Even so, O’Saben is correct in noting that the characters in the play end it ready to proceed into the rest of their lives, and with no small hope for their happiness–which is, again, a valedictory message for the presumed audience of his piece. And although it is an issue that he gets things wrong in his comparison (discussion in the Tales after Tolkien Society, of which I have long been a member, treats at least some of why, if for a related subject, as witness this, this, this, and this, if not also others), it is perhaps somewhat beside the point. O’Saben does not present in the magazine as a specialist in Shakespeare despite his invocation of the playwright and sonnetteer, and, despite my assertions that it might well be otherwise (here and here, for example‡), the presumed audience of his column (TaxPro being a trade magazine directed towards tax professionals) are not like to be such experts, either; they are not necessarily likely to perceive a mismatch between O’Saben’s comments and the text of the play he references, but they are likely to be impressed, or at least somewhat moved toward a favorable impression of the author, by the simple fact of the reference.
While the frame may lend an air of erudition to the column piece as well as providing it a useful sense of structure for the column piece (and there is value in such a thing; an organizing prinicple helps), it is ultimately an ornament, a rhetorical flourish more than a contribution to understanding of a sensible but surface-level gloss of commonplaces and best practices.
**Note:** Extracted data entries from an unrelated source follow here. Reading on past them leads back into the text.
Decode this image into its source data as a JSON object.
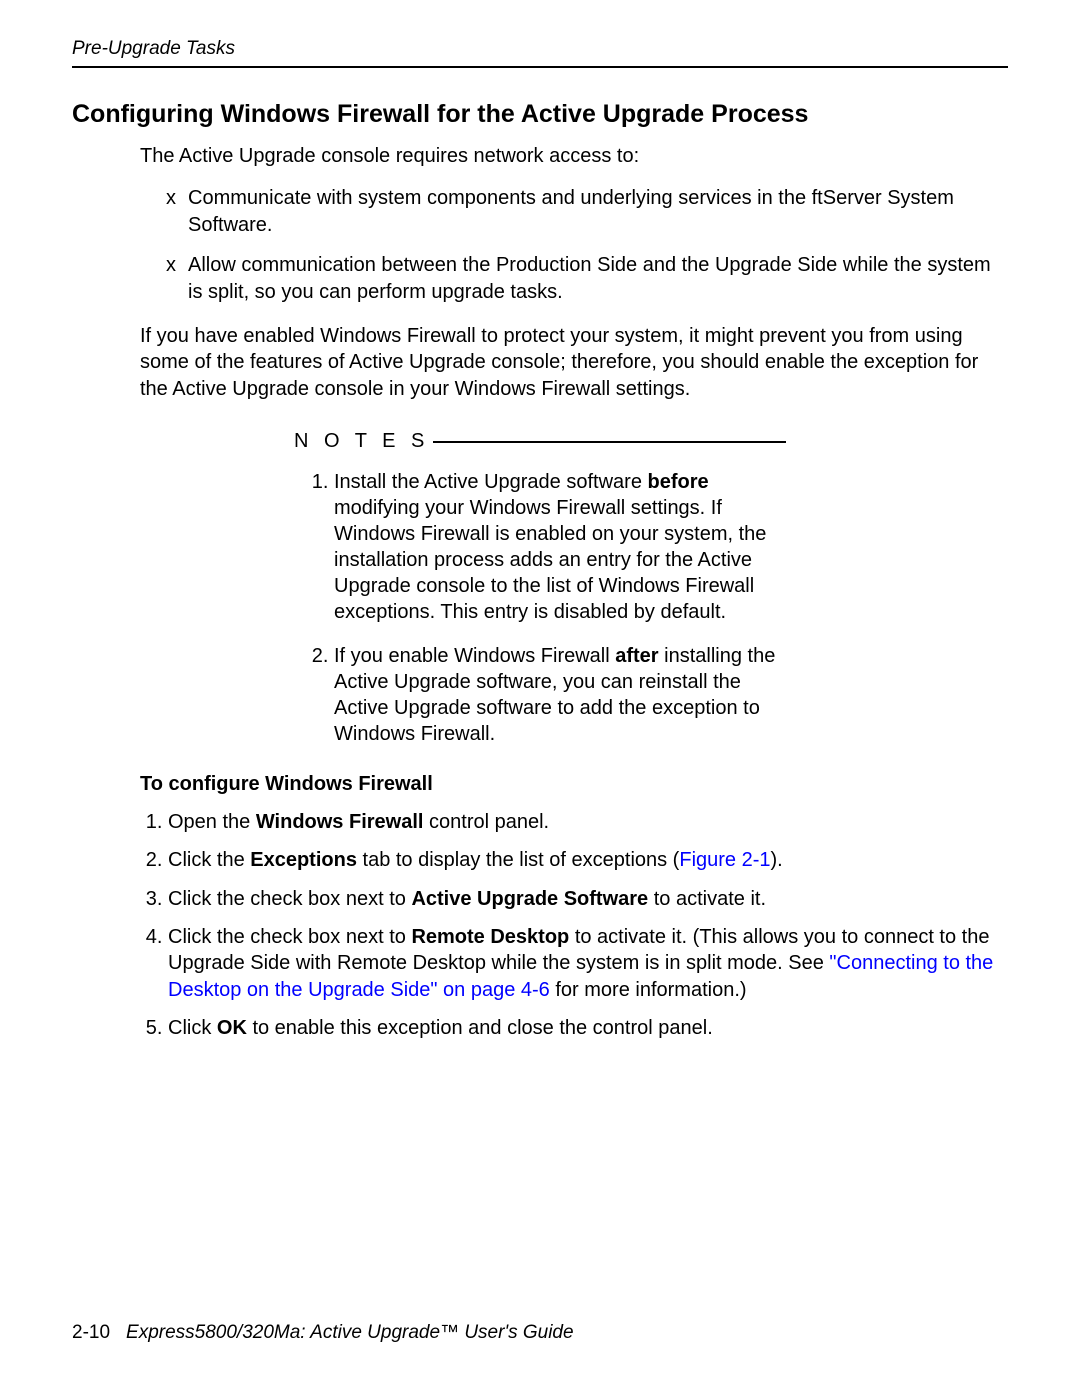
{
  "header": {
    "running_head": "Pre-Upgrade Tasks"
  },
  "section": {
    "title": "Configuring Windows Firewall for the Active Upgrade Process",
    "intro": "The Active Upgrade console requires network access to:",
    "bullets": [
      "Communicate with system components and underlying services in the ftServer System Software.",
      "Allow communication between the Production Side and the Upgrade Side while the system is split, so you can perform upgrade tasks."
    ],
    "firewall_para": "If you have enabled Windows Firewall to protect your system, it might prevent you from using some of the features of Active Upgrade console; therefore, you should enable the exception for the Active Upgrade console in your Windows Firewall settings."
  },
  "notes": {
    "label": "N O T E S",
    "items": {
      "n1_before": "Install the Active Upgrade software ",
      "n1_bold": "before",
      "n1_after": " modifying your Windows Firewall settings. If Windows Firewall is enabled on your system, the installation process adds an entry for the Active Upgrade console to the list of Windows Firewall exceptions. This entry is disabled by default.",
      "n2_before": "If you enable Windows Firewall ",
      "n2_bold": "after",
      "n2_after": " installing the Active Upgrade software, you can reinstall the Active Upgrade software to add the exception to Windows Firewall."
    }
  },
  "procedure": {
    "heading": "To configure Windows Firewall",
    "s1_a": "Open the ",
    "s1_b": "Windows Firewall",
    "s1_c": " control panel.",
    "s2_a": "Click the ",
    "s2_b": "Exceptions",
    "s2_c": " tab to display the list of exceptions (",
    "s2_link": "Figure 2-1",
    "s2_d": ").",
    "s3_a": "Click the check box next to ",
    "s3_b": "Active Upgrade Software",
    "s3_c": " to activate it.",
    "s4_a": "Click the check box next to ",
    "s4_b": "Remote Desktop",
    "s4_c": " to activate it. (This allows you to connect to the Upgrade Side with Remote Desktop while the system is in split mode. See ",
    "s4_link": "\"Connecting to the Desktop on the Upgrade Side\" on page 4-6",
    "s4_d": " for more information.)",
    "s5_a": "Click ",
    "s5_b": "OK",
    "s5_c": " to enable this exception and close the control panel."
  },
  "footer": {
    "page_number": "2-10",
    "doc_title": "Express5800/320Ma: Active Upgrade™ User's Guide"
  }
}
There may well be “a dream worth keeping,” as O’Saben notes, but I find myself looking for an honest Puck to restore amends.
*I’m hardly the first to do so; the greatest of Geoffreys was involved in tax collection, if I recall my studies correctly, for but one example, and the irony of Stoker’s non-literary profession is attested by many. Too, depending on points of view, Matthew the Evangelist can be identified as another, and, as Denise Schmandt-Besserat (among others) points out (as witness this), writing itself emerges from accounting and tax records.
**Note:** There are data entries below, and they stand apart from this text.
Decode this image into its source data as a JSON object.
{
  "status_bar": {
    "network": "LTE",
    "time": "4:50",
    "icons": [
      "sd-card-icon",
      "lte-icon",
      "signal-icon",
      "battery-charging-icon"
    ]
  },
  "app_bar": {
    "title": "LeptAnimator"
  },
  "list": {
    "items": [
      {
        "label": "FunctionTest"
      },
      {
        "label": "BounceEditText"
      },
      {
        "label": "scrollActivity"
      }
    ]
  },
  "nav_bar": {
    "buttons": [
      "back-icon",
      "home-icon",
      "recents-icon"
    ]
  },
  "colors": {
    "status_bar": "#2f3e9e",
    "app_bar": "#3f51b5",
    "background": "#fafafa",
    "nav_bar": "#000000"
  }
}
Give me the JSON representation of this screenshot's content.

**I am reminded of yet another paper I really ought to expand and present. There are several conference papers in my archives that would, with some additional quotation and refinement, do decently enough as journal-length pieces. There are so many scholarly somedays for me to see…
†Although explaining a joke is apt to kill it, and explaining the explanation more so, I should note that while “midsummer” is traditionally around the solstice and the middle of the astronomical season is in August, the cultural season runs roughtly Memorial Day to Labor Day, or late May to early September, and July is in the middle of that span.
‡I note to my tax clients when they ask “What do your English degrees have to do with taxes?” that most of tax preparation is really an issue of reading and understanding rather than the math that many of them think is what matters most. The arithmetic is literally at the fifth-grade level; it was the kind of thing I was helping my daughter with on her homework when she was in that year of schooling. Figuring out what numbers to put in from parsing client documents and interviews, and keeping up with changes to tax laws and administrative advice, is really the bulk of the work, and the more so the more complex the tax return involved.
I *am* able to write about more than literature, you know.